People in Illinois are looking at fifteen years if they audio-record police activity. Or should I say “still looking”? Because the Illinois Eavesdropping Act makes recording someone in public without their consent a felony. Last year the ACLU filed a lawsuit challenging the law, but a few weeks ago Federal Judge Suzanne Conlon dismissed it, saying there is no First Amendment protections there.
Although law-enforcement officials can legally record civilians in private or public, audio-recording a law-enforcement officer, state’s attorney, assistant state’s attorney, attorney general, assistant attorney general or judge in the performance of his or her duties is a Class 1 felony, punishable by up to 15 years in prison.
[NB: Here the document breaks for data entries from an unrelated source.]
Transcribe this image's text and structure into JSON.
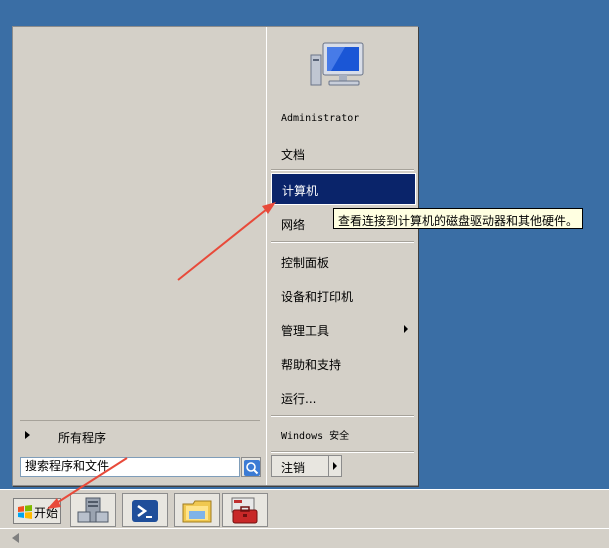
{
  "start_menu": {
    "all_programs_label": "所有程序",
    "search_placeholder": "搜索程序和文件",
    "right_items": {
      "user": "Administrator",
      "documents": "文档",
      "computer": "计算机",
      "network": "网络",
      "control_panel": "控制面板",
      "devices_printers": "设备和打印机",
      "admin_tools": "管理工具",
      "help_support": "帮助和支持",
      "run": "运行...",
      "windows_security": "Windows 安全"
    },
    "logout_label": "注销"
  },
  "tooltip": {
    "text": "查看连接到计算机的磁盘驱动器和其他硬件。"
  },
  "taskbar": {
    "start_label": "开始",
    "pinned_icons": [
      "server-manager-icon",
      "powershell-icon",
      "explorer-icon",
      "toolbox-icon"
    ]
  },
  "icons": {
    "avatar": "computer-monitor-icon",
    "search": "search-icon"
  },
  "colors": {
    "desktop": "#3a6ea5",
    "highlight": "#0a246a",
    "tooltip_bg": "#ffffe1",
    "annotation_arrow": "#e84a3a"
  }
}
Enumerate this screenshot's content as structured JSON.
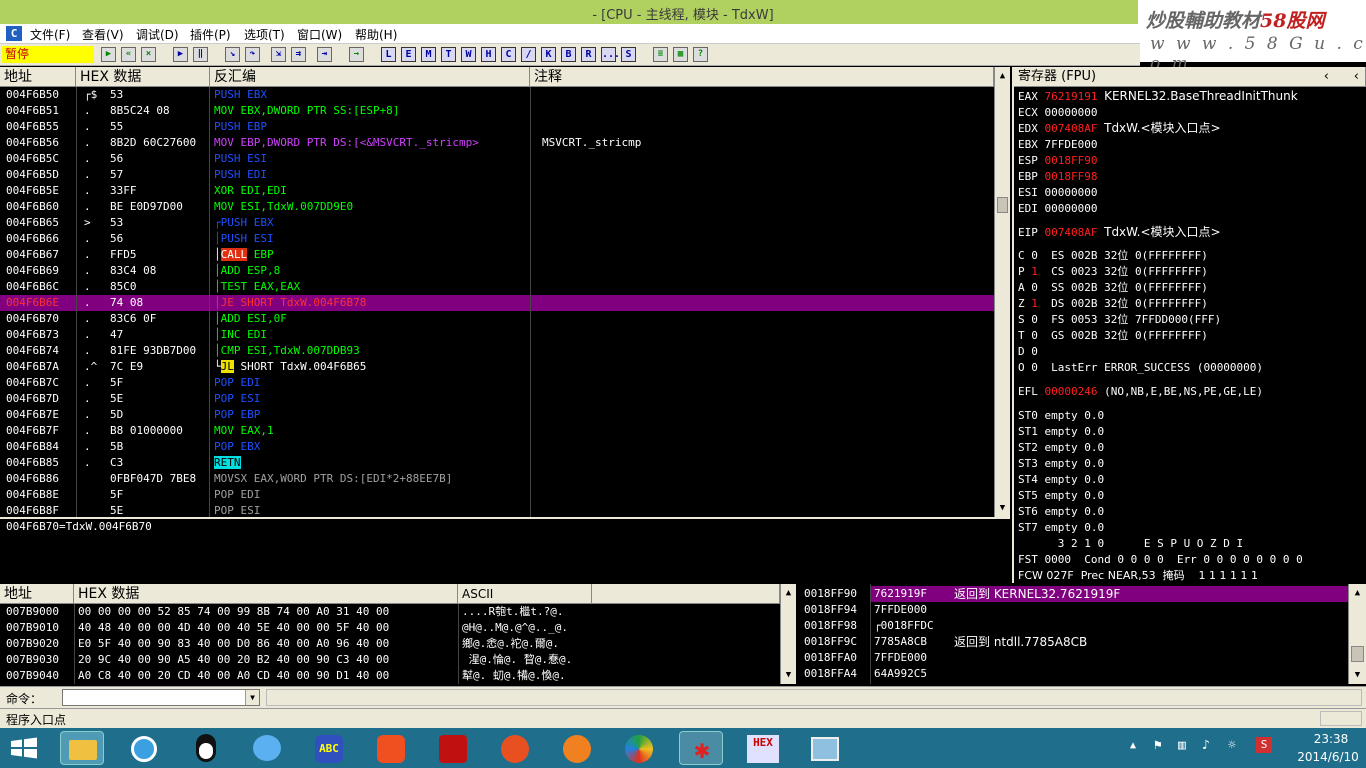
{
  "window": {
    "title": "- [CPU - 主线程, 模块 - TdxW]"
  },
  "watermark": {
    "line1a": "炒股輔助教材",
    "line1b": "58股网",
    "line2": "w w w . 5 8 G u . c o m"
  },
  "menu": {
    "items": [
      "文件(F)",
      "查看(V)",
      "调试(D)",
      "插件(P)",
      "选项(T)",
      "窗口(W)",
      "帮助(H)"
    ]
  },
  "toolbar": {
    "status": "暂停",
    "letters": [
      "L",
      "E",
      "M",
      "T",
      "W",
      "H",
      "C",
      "/",
      "K",
      "B",
      "R",
      "...",
      "S"
    ]
  },
  "cpu": {
    "headers": {
      "addr": "地址",
      "hex": "HEX 数据",
      "dis": "反汇编",
      "cmt": "注释"
    },
    "rows": [
      {
        "addr": "004F6B50",
        "mark": "┌$",
        "hex": "53",
        "dis": "PUSH EBX",
        "cls": "push",
        "cmt": ""
      },
      {
        "addr": "004F6B51",
        "mark": ".",
        "hex": "8B5C24 08",
        "dis": "MOV EBX,DWORD PTR SS:[ESP+8]",
        "cls": "mov",
        "cmt": ""
      },
      {
        "addr": "004F6B55",
        "mark": ".",
        "hex": "55",
        "dis": "PUSH EBP",
        "cls": "push",
        "cmt": ""
      },
      {
        "addr": "004F6B56",
        "mark": ".",
        "hex": "8B2D 60C27600",
        "dis": "MOV EBP,DWORD PTR DS:[<&MSVCRT._stricmp>",
        "cls": "movds",
        "cmt": "MSVCRT._stricmp"
      },
      {
        "addr": "004F6B5C",
        "mark": ".",
        "hex": "56",
        "dis": "PUSH ESI",
        "cls": "push",
        "cmt": ""
      },
      {
        "addr": "004F6B5D",
        "mark": ".",
        "hex": "57",
        "dis": "PUSH EDI",
        "cls": "push",
        "cmt": ""
      },
      {
        "addr": "004F6B5E",
        "mark": ".",
        "hex": "33FF",
        "dis": "XOR EDI,EDI",
        "cls": "mov",
        "cmt": ""
      },
      {
        "addr": "004F6B60",
        "mark": ".",
        "hex": "BE E0D97D00",
        "dis": "MOV ESI,TdxW.007DD9E0",
        "cls": "mov",
        "cmt": ""
      },
      {
        "addr": "004F6B65",
        "mark": ">",
        "hex": "53",
        "dis": "┌PUSH EBX",
        "cls": "push2",
        "cmt": ""
      },
      {
        "addr": "004F6B66",
        "mark": ".",
        "hex": "56",
        "dis": "│PUSH ESI",
        "cls": "push2",
        "cmt": ""
      },
      {
        "addr": "004F6B67",
        "mark": ".",
        "hex": "FFD5",
        "dis": "│CALL EBP",
        "cls": "call",
        "cmt": ""
      },
      {
        "addr": "004F6B69",
        "mark": ".",
        "hex": "83C4 08",
        "dis": "│ADD ESP,8",
        "cls": "add",
        "cmt": ""
      },
      {
        "addr": "004F6B6C",
        "mark": ".",
        "hex": "85C0",
        "dis": "│TEST EAX,EAX",
        "cls": "add",
        "cmt": ""
      },
      {
        "addr": "004F6B6E",
        "mark": ".",
        "hex": "74 08",
        "dis": "│JE SHORT TdxW.004F6B78",
        "cls": "sel",
        "cmt": ""
      },
      {
        "addr": "004F6B70",
        "mark": ".",
        "hex": "83C6 0F",
        "dis": "│ADD ESI,0F",
        "cls": "add",
        "cmt": ""
      },
      {
        "addr": "004F6B73",
        "mark": ".",
        "hex": "47",
        "dis": "│INC EDI",
        "cls": "add",
        "cmt": ""
      },
      {
        "addr": "004F6B74",
        "mark": ".",
        "hex": "81FE 93DB7D00",
        "dis": "│CMP ESI,TdxW.007DDB93",
        "cls": "add",
        "cmt": ""
      },
      {
        "addr": "004F6B7A",
        "mark": ".^",
        "hex": "7C E9",
        "dis": "└JL SHORT TdxW.004F6B65",
        "cls": "jl",
        "cmt": ""
      },
      {
        "addr": "004F6B7C",
        "mark": ".",
        "hex": "5F",
        "dis": "POP EDI",
        "cls": "push",
        "cmt": ""
      },
      {
        "addr": "004F6B7D",
        "mark": ".",
        "hex": "5E",
        "dis": "POP ESI",
        "cls": "push",
        "cmt": ""
      },
      {
        "addr": "004F6B7E",
        "mark": ".",
        "hex": "5D",
        "dis": "POP EBP",
        "cls": "push",
        "cmt": ""
      },
      {
        "addr": "004F6B7F",
        "mark": ".",
        "hex": "B8 01000000",
        "dis": "MOV EAX,1",
        "cls": "mov",
        "cmt": ""
      },
      {
        "addr": "004F6B84",
        "mark": ".",
        "hex": "5B",
        "dis": "POP EBX",
        "cls": "push",
        "cmt": ""
      },
      {
        "addr": "004F6B85",
        "mark": ".",
        "hex": "C3",
        "dis": "RETN",
        "cls": "retn",
        "cmt": ""
      },
      {
        "addr": "004F6B86",
        "mark": "",
        "hex": "0FBF047D 7BE8",
        "dis": "MOVSX EAX,WORD PTR DS:[EDI*2+88EE7B]",
        "cls": "gray",
        "cmt": ""
      },
      {
        "addr": "004F6B8E",
        "mark": "",
        "hex": "5F",
        "dis": "POP EDI",
        "cls": "gray",
        "cmt": ""
      },
      {
        "addr": "004F6B8F",
        "mark": "",
        "hex": "5E",
        "dis": "POP ESI",
        "cls": "gray",
        "cmt": ""
      }
    ],
    "info": "004F6B70=TdxW.004F6B70"
  },
  "registers": {
    "title": "寄存器 (FPU)",
    "gp": [
      {
        "n": "EAX",
        "v": "76219191",
        "red": true,
        "c": "KERNEL32.BaseThreadInitThunk"
      },
      {
        "n": "ECX",
        "v": "00000000",
        "red": false,
        "c": ""
      },
      {
        "n": "EDX",
        "v": "007408AF",
        "red": true,
        "c": "TdxW.<模块入口点>"
      },
      {
        "n": "EBX",
        "v": "7FFDE000",
        "red": false,
        "c": ""
      },
      {
        "n": "ESP",
        "v": "0018FF90",
        "red": true,
        "c": ""
      },
      {
        "n": "EBP",
        "v": "0018FF98",
        "red": true,
        "c": ""
      },
      {
        "n": "ESI",
        "v": "00000000",
        "red": false,
        "c": ""
      },
      {
        "n": "EDI",
        "v": "00000000",
        "red": false,
        "c": ""
      }
    ],
    "eip": {
      "n": "EIP",
      "v": "007408AF",
      "c": "TdxW.<模块入口点>"
    },
    "flags": [
      {
        "f": "C",
        "b": "0",
        "red": false,
        "s": "ES 002B 32位 0(FFFFFFFF)"
      },
      {
        "f": "P",
        "b": "1",
        "red": true,
        "s": "CS 0023 32位 0(FFFFFFFF)"
      },
      {
        "f": "A",
        "b": "0",
        "red": false,
        "s": "SS 002B 32位 0(FFFFFFFF)"
      },
      {
        "f": "Z",
        "b": "1",
        "red": true,
        "s": "DS 002B 32位 0(FFFFFFFF)"
      },
      {
        "f": "S",
        "b": "0",
        "red": false,
        "s": "FS 0053 32位 7FFDD000(FFF)"
      },
      {
        "f": "T",
        "b": "0",
        "red": false,
        "s": "GS 002B 32位 0(FFFFFFFF)"
      },
      {
        "f": "D",
        "b": "0",
        "red": false,
        "s": ""
      },
      {
        "f": "O",
        "b": "0",
        "red": false,
        "s": "LastErr ERROR_SUCCESS (00000000)"
      }
    ],
    "efl": {
      "n": "EFL",
      "v": "00000246",
      "c": "(NO,NB,E,BE,NS,PE,GE,LE)"
    },
    "st": [
      "ST0 empty 0.0",
      "ST1 empty 0.0",
      "ST2 empty 0.0",
      "ST3 empty 0.0",
      "ST4 empty 0.0",
      "ST5 empty 0.0",
      "ST6 empty 0.0",
      "ST7 empty 0.0"
    ],
    "fpu1": "      3 2 1 0      E S P U O Z D I",
    "fpu2": "FST 0000  Cond 0 0 0 0  Err 0 0 0 0 0 0 0 0",
    "fpu3": "FCW 027F  Prec NEAR,53  掩码    1 1 1 1 1 1"
  },
  "dump": {
    "headers": {
      "addr": "地址",
      "hex": "HEX 数据",
      "ascii": "ASCII"
    },
    "rows": [
      {
        "addr": "007B9000",
        "hex": "00 00 00 00 52 85 74 00 99 8B 74 00 A0 31 40 00",
        "ascii": "....R匏t.檵t.?@."
      },
      {
        "addr": "007B9010",
        "hex": "40 48 40 00 00 4D 40 00 40 5E 40 00 00 5F 40 00",
        "ascii": "@H@..M@.@^@.._@."
      },
      {
        "addr": "007B9020",
        "hex": "E0 5F 40 00 90 83 40 00 D0 86 40 00 A0 96 40 00",
        "ascii": "鄉@.悆@.袉@.爾@."
      },
      {
        "addr": "007B9030",
        "hex": "20 9C 40 00 90 A5 40 00 20 B2 40 00 90 C3 40 00",
        "ascii": " 湦@.惀@. 睝@.惷@."
      },
      {
        "addr": "007B9040",
        "hex": "A0 C8 40 00 20 CD 40 00 A0 CD 40 00 90 D1 40 00",
        "ascii": "犎@. 虭@.犕@.愌@."
      }
    ]
  },
  "stack": {
    "rows": [
      {
        "addr": "0018FF90",
        "val": "7621919F",
        "cmt": "返回到 KERNEL32.7621919F",
        "sel": true
      },
      {
        "addr": "0018FF94",
        "val": "7FFDE000",
        "cmt": "",
        "sel": false
      },
      {
        "addr": "0018FF98",
        "val": "┌0018FFDC",
        "cmt": "",
        "sel": false
      },
      {
        "addr": "0018FF9C",
        "val": "7785A8CB",
        "cmt": "返回到 ntdll.7785A8CB",
        "sel": false
      },
      {
        "addr": "0018FFA0",
        "val": "7FFDE000",
        "cmt": "",
        "sel": false
      },
      {
        "addr": "0018FFA4",
        "val": "64A992C5",
        "cmt": "",
        "sel": false
      }
    ]
  },
  "command": {
    "label": "命令：",
    "value": ""
  },
  "status": {
    "text": "程序入口点"
  },
  "taskbar": {
    "time": "23:38",
    "date": "2014/6/10"
  }
}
As Reason magazine’s Radley Balko writes, unfortunately, “the law is used almost exclusively against people who attempt to record on-duty police officers.”
While absurd, this makes some sort of sense because allowing citizens to record police activity would likely cause all kinds of grief for that very jackbooted state that is known to be very corrupt.
Source: New York Times
I can only hope that the ACLU pushes this all the way to the Supreme Court.
I’ve noticed that any time I call a business customer service center I get a verbal notice that “this call may be recorded or monitored.” I wonder if that is sufficient to protect someone? What’s the legal situation if the first thing I tell a cop is this: “This encounter is being recorded. By continuing to speak to me you offer your full legal consent to be recorded.” If giving notice is good enough for banks, why not for citizens?
What about audio witnesses? What happens, for example, if I dial my cell phone to an attorney or a witness and leave the call open, on speakerphone, during an encounter? That’s not recording, but why couldn’t the other person testify in court?
Good points. The ACLU is usually pretty good about challening these things. We’ll see.